Mon aventure avec le Sorceleur

Chapitre 19 : Macabre Découverte

2490 mots, Catégorie: M

Dernière mise à jour 15/05/2020 09:25

Chapitre 19 : Macabre découverte


L'expression de Jaskier me confirma que l'attitude de Geralt n'était pas de bon augure : le Sorceleur reprenait du service. Les corbeaux étaient nombreux, laissant présager d'un festin à leurs yeux. Geralt fit faire demi-tour à Ablette et je suivis avec Orage. Nous descendîmes du promontoire pour le contourner par la droite où il y avait un bosquet vers lequel s'étaient dirigés les volatiles. L'odeur me heurta bien avant la vue : il y avait plusieurs cadavres, apparemment humains, en décomposition avancée à en croire le grouillement de surface. Je contins difficilement ma nausée, Jaskier descendit vomir, s'appuyant contre un arbre. 


Geralt fit le tour de la zone, chassant les corvidés qui se délectaient de lambeaux de chair. D'après le nombre de crânes et ce qu'il restait des vêtements, il devait y avoir les corps de trois hommes, une femme et un enfant mais il était difficile d'en avoir la certitude tant les corps avaient été malmenés après leur mort, enfin je le leur souhaitais…

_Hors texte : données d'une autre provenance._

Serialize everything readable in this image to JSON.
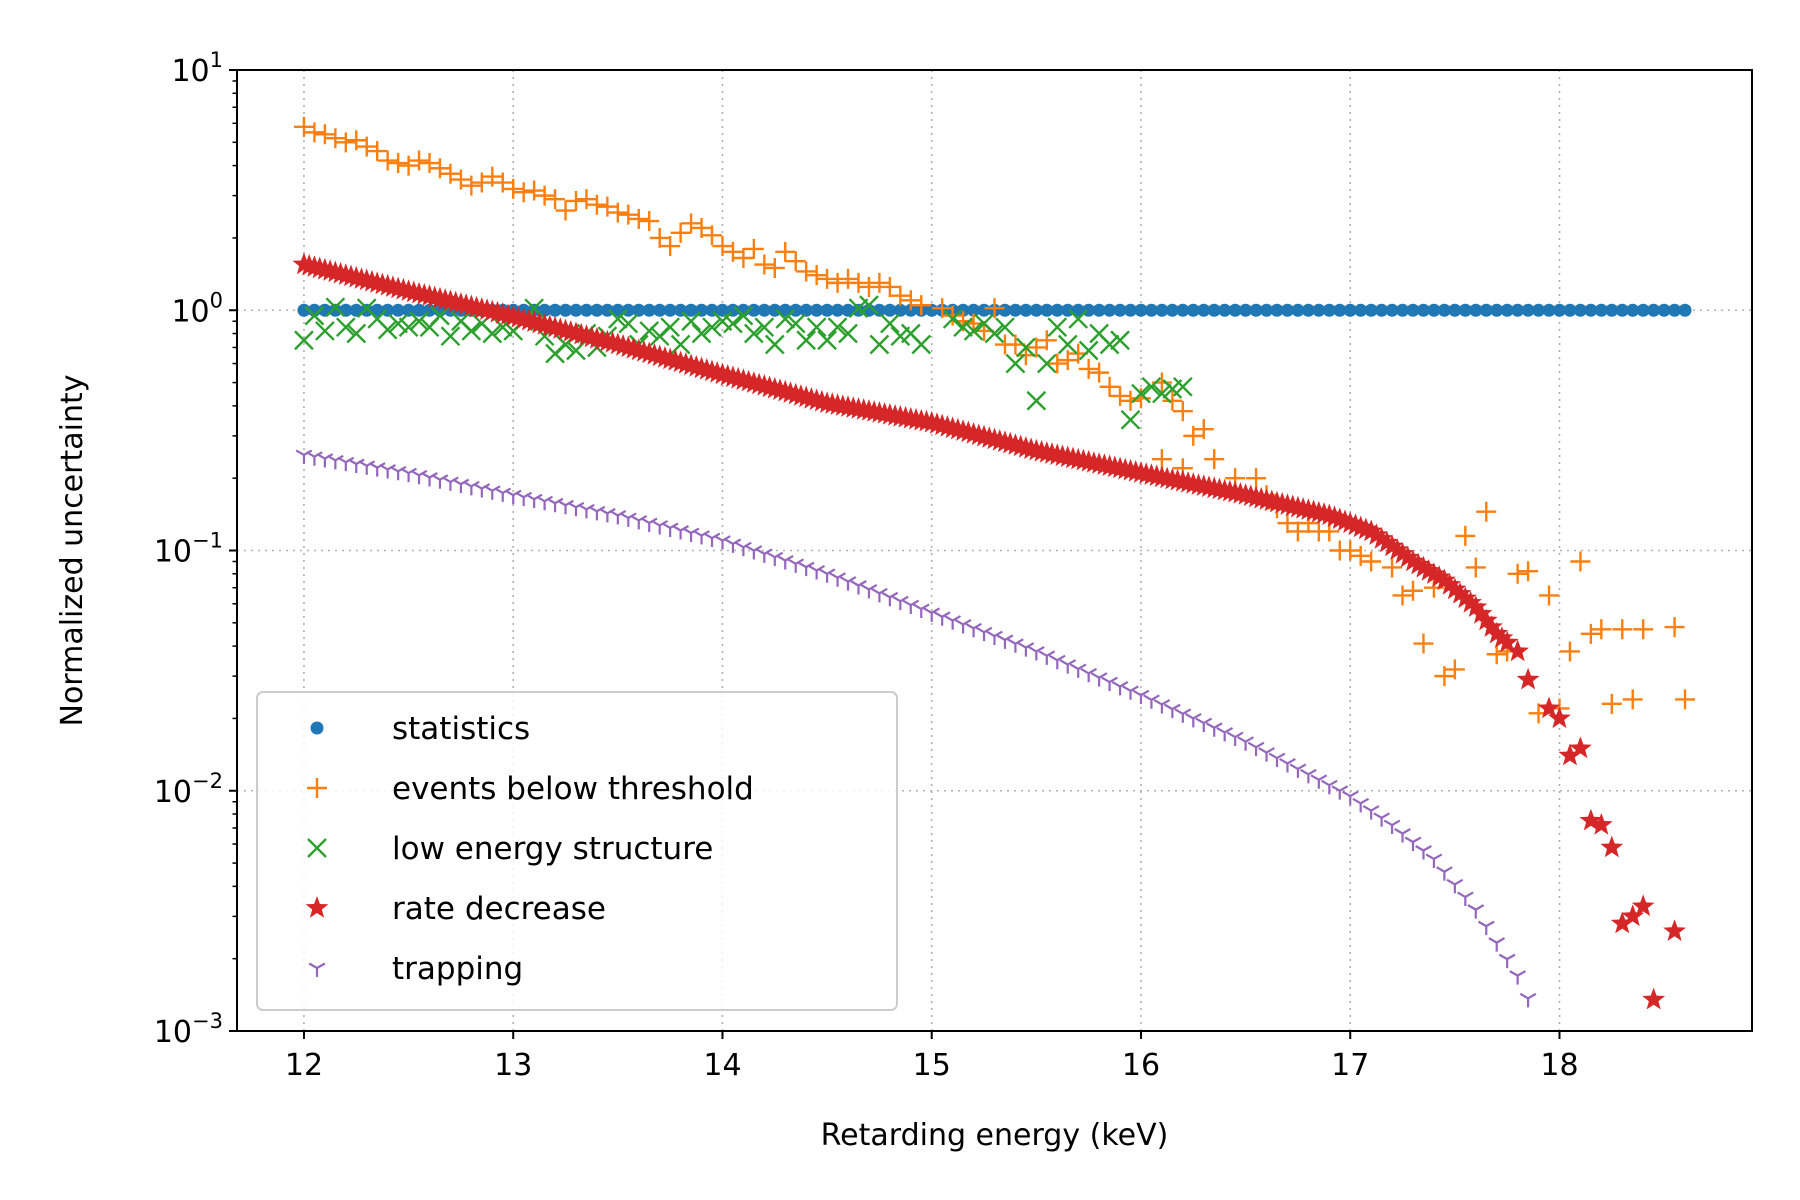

Non loin de là se trouvaient les restes d'un chariot : partiellement pulvérisé, il ne subsistait qu'une roue sur quatre et le toit avait l'air déchiqueté, des éclats de bois avaient volé alentours et on pouvait voir des parties noircies comme brûlées. J'ignorais ce qu'il s'était passé ici mais celà me donnait froid dans le dos. C'est Jaskier qui finit par poser la question qui n'arrivait pas à franchir mes lèvres :


-Quel genre de monstre a pu faire ça ?

-Des hommes… Je ne sais pas ce que ces pauvres gens avaient fait ou possédaient mais on a usé d'un engin explosif contre leur chariot et on les a massacrés. Ils n'ont même pas eu droit à une sépulture décente ce qui veut dire que comme le soleil est sur le point de se coucher vous allez devoir vous mettre en sécurité et me laisser travailler. Si j'en crois les traces sur les corps, il y a au moins une goule[1], probablement plusieurs, qui a festoyé ici récemment et aucun de vous n'a envie faire connaissance avec des nécrophages. 


Geralt fouilla dans ses sacoches, choisissant soigneusement les élixirs dont il avait besoin, il échangea également ses lames, plaçant celle en argent dans son dos après en avoir enduit la lame d'une huile, attachant l'autre, en acier, à sa selle. Il vérifia l'ajustement de ses divers éléments de protection.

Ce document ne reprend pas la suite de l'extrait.